Neurodegenerative disease-focused biotech Alterity Therapeutics (ASX: ATH) has announced that new clinical and experimental pharmacology data for its lead candidate ATH434 has confirmed the drug can reduce alpha-synuclein pathology, preserve neurons and improve motor performance in patients with multiple system atrophy (MSA).
The new data was generated from an experiment testing ATH434 in an animal model of multiple system atrophy and has been selected for presentation at the 2020 International Congress of Parkinson’s Disease and Movement Disorders and the American Neurological Association’s 2020 annual meeting.
Alterity will also present cardiac safety data from its Phase 1 Study of ATH434, marking the first time such information will be shared with an international group of clinicians and researchers in the field of neurological disorders.
The cardiac data – which focuses on evaluating electrical activity in the heart as measured by the QT interval on electrocardiograms – reinforces previous findings from a Phase 1 clinical study which showed the drug was generally well-tolerated at all doses and had an adverse event profile comparable to placebo in adult and older adult volunteers.
The data to be presented indicates there is no evidence of cardiac liability at clinically-tested doses.
Unmet medical need
ATH434 is an orally bio-available, brain penetrant, small molecule inhibitor of alpha-synuclein aggregation and is being developed for the treatment of Parkinson’s-related MSA.
MSA is a rare and rapidly-progressive neurological disorder affecting adults, and has no known cause.

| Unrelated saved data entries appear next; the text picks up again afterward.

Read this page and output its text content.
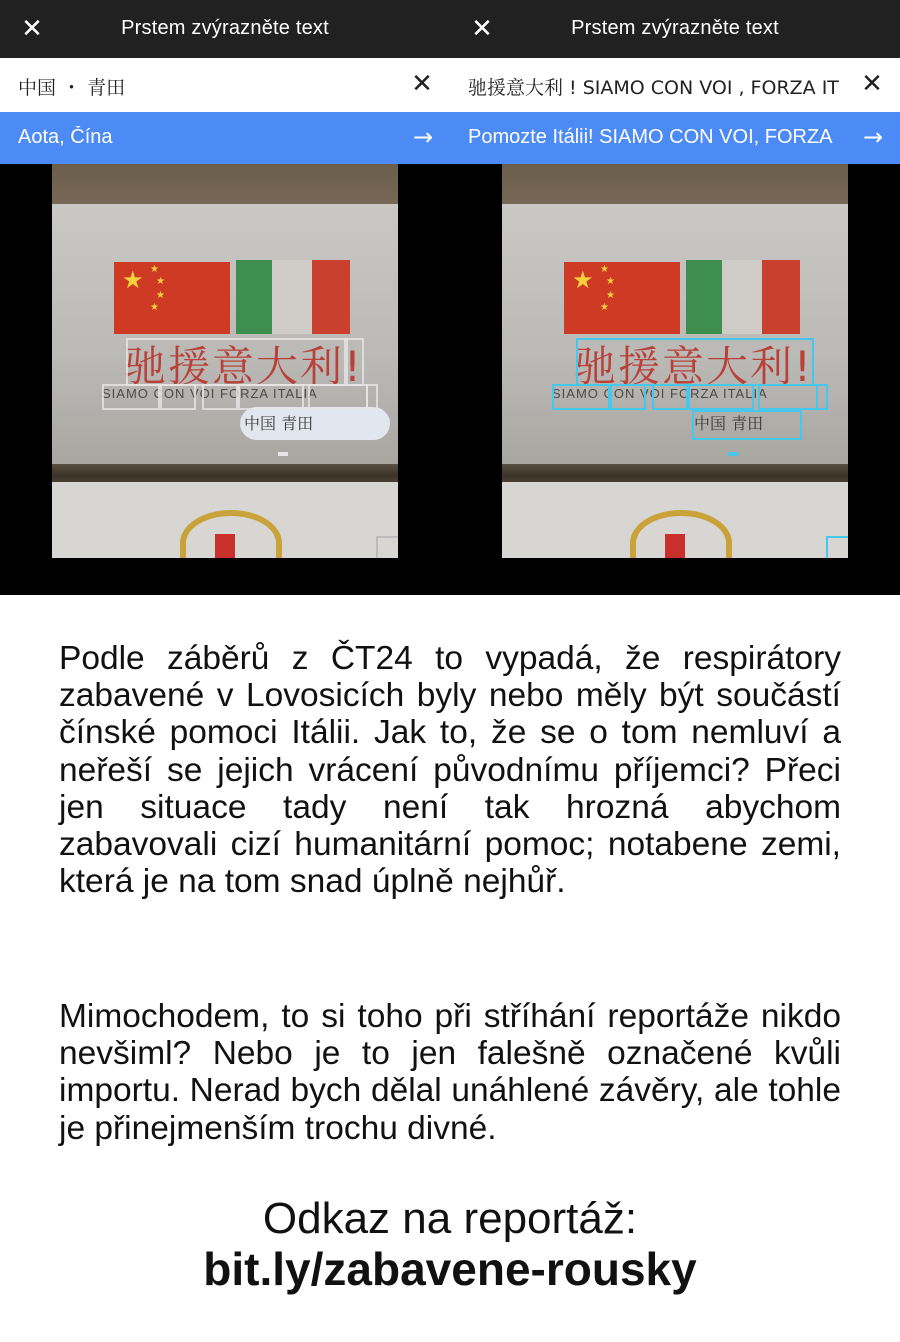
✕	Prstem zvýrazněte text
中国 ・ 青田	✕
Aota, Čína	→
★ ★
★
★
★
驰援意大利!
SIAMO CON VOI FORZA ITALIA
中国 青田
✕	Prstem zvýrazněte text
驰援意大利 ! SIAMO CON VOI , FORZA IT ✕
Pomozte Itálii! SIAMO CON VOI, FORZA	→
★ ★
★
★
★
驰援意大利!
SIAMO CON VOI FORZA ITALIA
中国 青田

Podle záběrů z ČT24 to vypadá, že respirátory zabavené v Lovosicích byly nebo měly být součástí čínské pomoci Itálii. Jak to, že se o tom nemluví a neřeší se jejich vrácení původnímu příjemci? Přeci jen situace tady není tak hrozná abychom zabavovali cizí humanitární pomoc; notabene zemi, která je na tom snad úplně nejhůř.

Mimochodem, to si toho při stříhání reportáže nikdo nevšiml? Nebo je to jen falešně označené kvůli importu. Nerad bych dělal unáhlené závěry, ale tohle je přinejmenším trochu divné.

Odkaz na reportáž:
bit.ly/zabavene-rousky
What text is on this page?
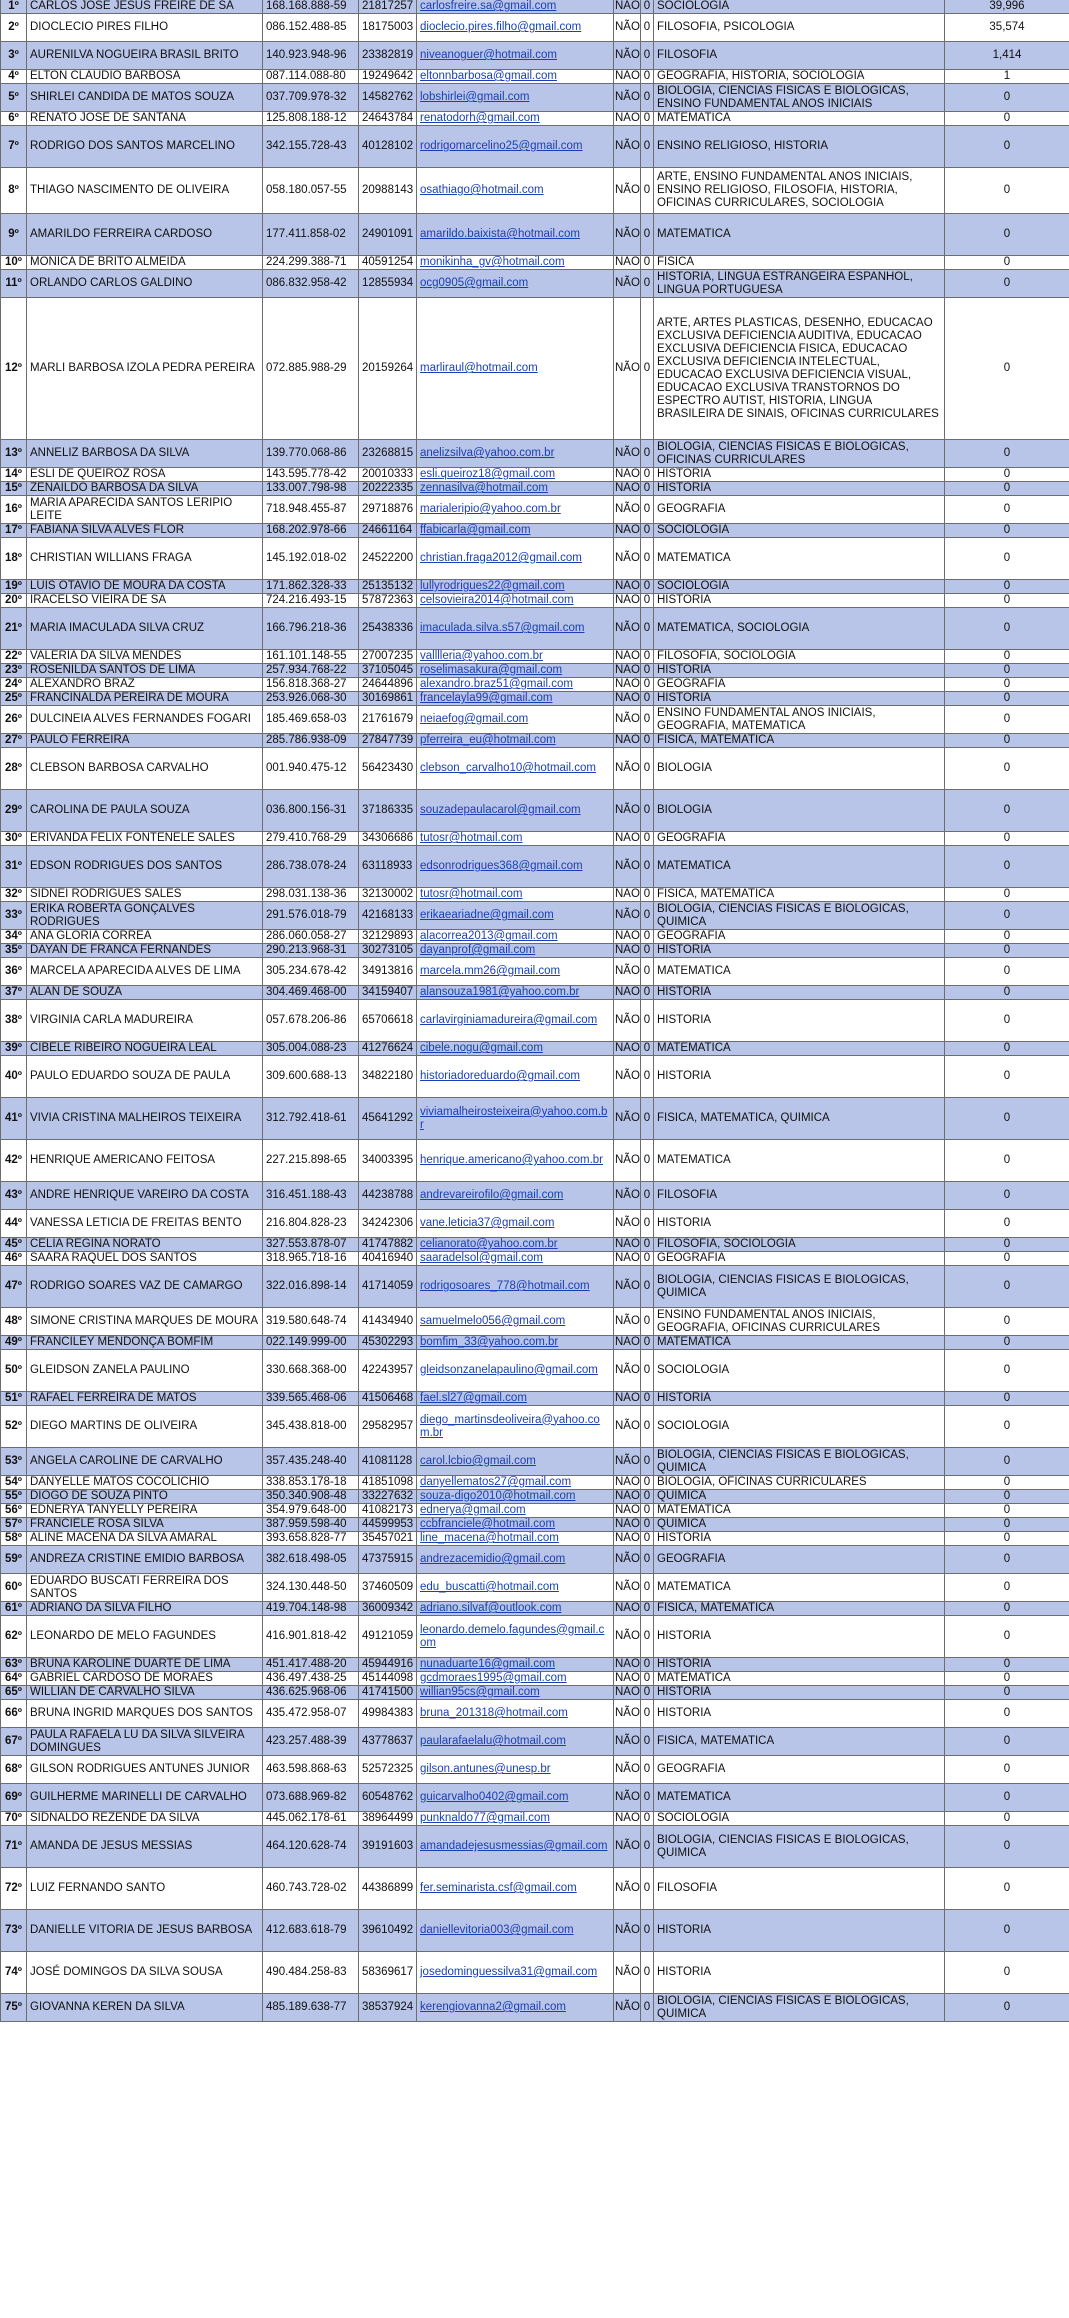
1º	CARLOS JOSE JESUS FREIRE DE SA	168.168.888-59	21817257	carlosfreire.sa@gmail.com	NÃO	0	SOCIOLOGIA	39,996
2º	DIOCLECIO PIRES FILHO	086.152.488-85	18175003	dioclecio.pires.filho@gmail.com	NÃO	0	FILOSOFIA, PSICOLOGIA	35,574
3º	AURENILVA NOGUEIRA BRASIL BRITO	140.923.948-96	23382819	niveanoguer@hotmail.com	NÃO	0	FILOSOFIA	1,414
4º	ELTON CLAUDIO BARBOSA	087.114.088-80	19249642	eltonnbarbosa@gmail.com	NÃO	0	GEOGRAFIA, HISTORIA, SOCIOLOGIA	1
5º	SHIRLEI CANDIDA DE MATOS SOUZA	037.709.978-32	14582762	lobshirlei@gmail.com	NÃO	0	BIOLOGIA, CIENCIAS FISICAS E BIOLOGICAS, ENSINO FUNDAMENTAL ANOS INICIAIS	0
6º	RENATO JOSE DE SANTANA	125.808.188-12	24643784	renatodorh@gmail.com	NÃO	0	MATEMATICA	0
7º	RODRIGO DOS SANTOS MARCELINO	342.155.728-43	40128102	rodrigomarcelino25@gmail.com	NÃO	0	ENSINO RELIGIOSO, HISTORIA	0
8º	THIAGO NASCIMENTO DE OLIVEIRA	058.180.057-55	20988143	osathiago@hotmail.com	NÃO	0	ARTE, ENSINO FUNDAMENTAL ANOS INICIAIS, ENSINO RELIGIOSO, FILOSOFIA, HISTORIA, OFICINAS CURRICULARES, SOCIOLOGIA	0
9º	AMARILDO FERREIRA CARDOSO	177.411.858-02	24901091	amarildo.baixista@hotmail.com	NÃO	0	MATEMATICA	0
10º	MONICA DE BRITO ALMEIDA	224.299.388-71	40591254	monikinha_gv@hotmail.com	NÃO	0	FISICA	0
11º	ORLANDO CARLOS GALDINO	086.832.958-42	12855934	ocg0905@gmail.com	NÃO	0	HISTORIA, LINGUA ESTRANGEIRA ESPANHOL, LINGUA PORTUGUESA	0
12º	MARLI BARBOSA IZOLA PEDRA PEREIRA	072.885.988-29	20159264	marliraul@hotmail.com	NÃO	0	ARTE, ARTES PLASTICAS, DESENHO, EDUCACAO EXCLUSIVA DEFICIENCIA AUDITIVA, EDUCACAO EXCLUSIVA DEFICIENCIA FISICA, EDUCACAO EXCLUSIVA DEFICIENCIA INTELECTUAL, EDUCACAO EXCLUSIVA DEFICIENCIA VISUAL, EDUCACAO EXCLUSIVA TRANSTORNOS DO ESPECTRO AUTIST, HISTORIA, LINGUA BRASILEIRA DE SINAIS, OFICINAS CURRICULARES	0
13º	ANNELIZ BARBOSA DA SILVA	139.770.068-86	23268815	anelizsilva@yahoo.com.br	NÃO	0	BIOLOGIA, CIENCIAS FISICAS E BIOLOGICAS, OFICINAS CURRICULARES	0
14º	ESLI DE QUEIROZ ROSA	143.595.778-42	20010333	esli.queiroz18@gmail.com	NÃO	0	HISTORIA	0
15º	ZENAILDO BARBOSA DA SILVA	133.007.798-98	20222335	zennasilva@hotmail.com	NÃO	0	HISTORIA	0
16º	MARIA APARECIDA SANTOS LERIPIO LEITE	718.948.455-87	29718876	marialeripio@yahoo.com.br	NÃO	0	GEOGRAFIA	0
17º	FABIANA SILVA ALVES FLOR	168.202.978-66	24661164	ffabicarla@gmail.com	NÃO	0	SOCIOLOGIA	0
18º	CHRISTIAN WILLIANS FRAGA	145.192.018-02	24522200	christian.fraga2012@gmail.com	NÃO	0	MATEMATICA	0
19º	LUIS OTAVIO DE MOURA DA COSTA	171.862.328-33	25135132	lullyrodrigues22@gmail.com	NÃO	0	SOCIOLOGIA	0
20º	IRACELSO VIEIRA DE SA	724.216.493-15	57872363	celsovieira2014@hotmail.com	NÃO	0	HISTORIA	0
21º	MARIA IMACULADA SILVA CRUZ	166.796.218-36	25438336	imaculada.silva.s57@gmail.com	NÃO	0	MATEMATICA, SOCIOLOGIA	0
22º	VALERIA DA SILVA MENDES	161.101.148-55	27007235	valllleria@yahoo.com.br	NÃO	0	FILOSOFIA, SOCIOLOGIA	0
23º	ROSENILDA SANTOS DE LIMA	257.934.768-22	37105045	roselimasakura@gmail.com	NÃO	0	HISTORIA	0
24º	ALEXANDRO BRAZ	156.818.368-27	24644896	alexandro.braz51@gmail.com	NÃO	0	GEOGRAFIA	0
25º	FRANCINALDA PEREIRA DE MOURA	253.926.068-30	30169861	francelayla99@gmail.com	NÃO	0	HISTORIA	0
26º	DULCINEIA ALVES FERNANDES FOGARI	185.469.658-03	21761679	neiaefog@gmail.com	NÃO	0	ENSINO FUNDAMENTAL ANOS INICIAIS, GEOGRAFIA, MATEMATICA	0
27º	PAULO FERREIRA	285.786.938-09	27847739	pferreira_eu@hotmail.com	NÃO	0	FISICA, MATEMATICA	0
28º	CLEBSON BARBOSA CARVALHO	001.940.475-12	56423430	clebson_carvalho10@hotmail.com	NÃO	0	BIOLOGIA	0
29º	CAROLINA DE PAULA SOUZA	036.800.156-31	37186335	souzadepaulacarol@gmail.com	NÃO	0	BIOLOGIA	0
30º	ERIVANDA FELIX FONTENELE SALES	279.410.768-29	34306686	tutosr@hotmail.com	NÃO	0	GEOGRAFIA	0
31º	EDSON RODRIGUES DOS SANTOS	286.738.078-24	63118933	edsonrodrigues368@gmail.com	NÃO	0	MATEMATICA	0
32º	SIDNEI RODRIGUES SALES	298.031.138-36	32130002	tutosr@hotmail.com	NÃO	0	FISICA, MATEMATICA	0
33º	ERIKA ROBERTA GONÇALVES RODRIGUES	291.576.018-79	42168133	erikaeariadne@gmail.com	NÃO	0	BIOLOGIA, CIENCIAS FISICAS E BIOLOGICAS, QUIMICA	0
34º	ANA GLORIA CORREA	286.060.058-27	32129893	alacorrea2013@gmail.com	NÃO	0	GEOGRAFIA	0
35º	DAYAN DE FRANCA FERNANDES	290.213.968-31	30273105	dayanprof@gmail.com	NÃO	0	HISTORIA	0
36º	MARCELA APARECIDA ALVES DE LIMA	305.234.678-42	34913816	marcela.mm26@gmail.com	NÃO	0	MATEMATICA	0
37º	ALAN DE SOUZA	304.469.468-00	34159407	alansouza1981@yahoo.com.br	NÃO	0	HISTORIA	0
38º	VIRGINIA CARLA MADUREIRA	057.678.206-86	65706618	carlavirginiamadureira@gmail.com	NÃO	0	HISTORIA	0
39º	CIBELE RIBEIRO NOGUEIRA LEAL	305.004.088-23	41276624	cibele.nogu@gmail.com	NÃO	0	MATEMATICA	0
40º	PAULO EDUARDO SOUZA DE PAULA	309.600.688-13	34822180	historiadoreduardo@gmail.com	NÃO	0	HISTORIA	0
41º	VIVIA CRISTINA MALHEIROS TEIXEIRA	312.792.418-61	45641292	viviamalheirosteixeira@yahoo.com.br	NÃO	0	FISICA, MATEMATICA, QUIMICA	0
42º	HENRIQUE AMERICANO FEITOSA	227.215.898-65	34003395	henrique.americano@yahoo.com.br	NÃO	0	MATEMATICA	0
43º	ANDRE HENRIQUE VAREIRO DA COSTA	316.451.188-43	44238788	andrevareirofilo@gmail.com	NÃO	0	FILOSOFIA	0
44º	VANESSA LETICIA DE FREITAS BENTO	216.804.828-23	34242306	vane.leticia37@gmail.com	NÃO	0	HISTORIA	0
45º	CELIA REGINA NORATO	327.553.878-07	41747882	celianorato@yahoo.com.br	NÃO	0	FILOSOFIA, SOCIOLOGIA	0
46º	SAARA RAQUEL DOS SANTOS	318.965.718-16	40416940	saaradelsol@gmail.com	NÃO	0	GEOGRAFIA	0
47º	RODRIGO SOARES VAZ DE CAMARGO	322.016.898-14	41714059	rodrigosoares_778@hotmail.com	NÃO	0	BIOLOGIA, CIENCIAS FISICAS E BIOLOGICAS, QUIMICA	0
48º	SIMONE CRISTINA MARQUES DE MOURA	319.580.648-74	41434940	samuelmelo056@gmail.com	NÃO	0	ENSINO FUNDAMENTAL ANOS INICIAIS, GEOGRAFIA, OFICINAS CURRICULARES	0
49º	FRANCILEY MENDONÇA BOMFIM	022.149.999-00	45302293	bomfim_33@yahoo.com.br	NÃO	0	MATEMATICA	0
50º	GLEIDSON ZANELA PAULINO	330.668.368-00	42243957	gleidsonzanelapaulino@gmail.com	NÃO	0	SOCIOLOGIA	0
51º	RAFAEL FERREIRA DE MATOS	339.565.468-06	41506468	fael.sl27@gmail.com	NÃO	0	HISTORIA	0
52º	DIEGO MARTINS DE OLIVEIRA	345.438.818-00	29582957	diego_martinsdeoliveira@yahoo.com.br	NÃO	0	SOCIOLOGIA	0
53º	ANGELA CAROLINE DE CARVALHO	357.435.248-40	41081128	carol.lcbio@gmail.com	NÃO	0	BIOLOGIA, CIENCIAS FISICAS E BIOLOGICAS, QUIMICA	0
54º	DANYELLE MATOS COCOLICHIO	338.853.178-18	41851098	danyellematos27@gmail.com	NÃO	0	BIOLOGIA, OFICINAS CURRICULARES	0
55º	DIOGO DE SOUZA PINTO	350.340.908-48	33227632	souza-digo2010@hotmail.com	NÃO	0	QUIMICA	0
56º	EDNERYA TANYELLY PEREIRA	354.979.648-00	41082173	ednerya@gmail.com	NÃO	0	MATEMATICA	0
57º	FRANCIELE ROSA SILVA	387.959.598-40	44599953	ccbfranciele@hotmail.com	NÃO	0	QUIMICA	0
58º	ALINE MACENA DA SILVA AMARAL	393.658.828-77	35457021	line_macena@hotmail.com	NÃO	0	HISTORIA	0
59º	ANDREZA CRISTINE EMIDIO BARBOSA	382.618.498-05	47375915	andrezacemidio@gmail.com	NÃO	0	GEOGRAFIA	0
60º	EDUARDO BUSCATI FERREIRA DOS SANTOS	324.130.448-50	37460509	edu_buscatti@hotmail.com	NÃO	0	MATEMATICA	0
61º	ADRIANO DA SILVA FILHO	419.704.148-98	36009342	adriano.silvaf@outlook.com	NÃO	0	FISICA, MATEMATICA	0
62º	LEONARDO DE MELO FAGUNDES	416.901.818-42	49121059	leonardo.demelo.fagundes@gmail.com	NÃO	0	HISTORIA	0
63º	BRUNA KAROLINE DUARTE DE LIMA	451.417.488-20	45944916	nunaduarte16@gmail.com	NÃO	0	HISTORIA	0
64º	GABRIEL CARDOSO DE MORAES	436.497.438-25	45144098	gcdmoraes1995@gmail.com	NÃO	0	MATEMATICA	0
65º	WILLIAN DE CARVALHO SILVA	436.625.968-06	41741500	willian95cs@gmail.com	NÃO	0	HISTORIA	0
66º	BRUNA INGRID MARQUES DOS SANTOS	435.472.958-07	49984383	bruna_201318@hotmail.com	NÃO	0	HISTORIA	0
67º	PAULA RAFAELA LU DA SILVA SILVEIRA DOMINGUES	423.257.488-39	43778637	paularafaelalu@hotmail.com	NÃO	0	FISICA, MATEMATICA	0
68º	GILSON RODRIGUES ANTUNES JUNIOR	463.598.868-63	52572325	gilson.antunes@unesp.br	NÃO	0	GEOGRAFIA	0
69º	GUILHERME MARINELLI DE CARVALHO	073.688.969-82	60548762	guicarvalho0402@gmail.com	NÃO	0	MATEMATICA	0
70º	SIDNALDO REZENDE DA SILVA	445.062.178-61	38964499	punknaldo77@gmail.com	NÃO	0	SOCIOLOGIA	0
71º	AMANDA DE JESUS MESSIAS	464.120.628-74	39191603	amandadejesusmessias@gmail.com	NÃO	0	BIOLOGIA, CIENCIAS FISICAS E BIOLOGICAS, QUIMICA	0
72º	LUIZ FERNANDO SANTO	460.743.728-02	44386899	fer.seminarista.csf@gmail.com	NÃO	0	FILOSOFIA	0
73º	DANIELLE VITORIA DE JESUS BARBOSA	412.683.618-79	39610492	daniellevitoria003@gmail.com	NÃO	0	HISTORIA	0
74º	JOSÉ DOMINGOS DA SILVA SOUSA	490.484.258-83	58369617	josedominguessilva31@gmail.com	NÃO	0	HISTORIA	0
75º	GIOVANNA KEREN DA SILVA	485.189.638-77	38537924	kerengiovanna2@gmail.com	NÃO	0	BIOLOGIA, CIENCIAS FISICAS E BIOLOGICAS, QUIMICA	0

In addition to presenting with motor symptoms like those in Parkinson’s disease, individuals with MSA may also experience loss of ability to co-ordinate voluntary movements and impaired regulation of involuntary bodily functions such as blood pressure, bowel and bladder control.
As the condition progresses, daily activities become increasingly difficult and complications such as increased difficulty swallowing, vocal cord paralysis, progressive immobility and poor balance become more prominent.
Symptoms tend to appear after age 50 and rapidly advance, leading to profound disability.
There is currently an unmet medical need relating to treatments for the condition, with most symptoms incapable of being adequately addressed by available drugs for patients with Parkinson’s disease.
Alterity announced last month that following discussions with the US Food and Drug Administration, it had established a development pathway for ATH434 in MSA and is intending to pursue a global development strategy.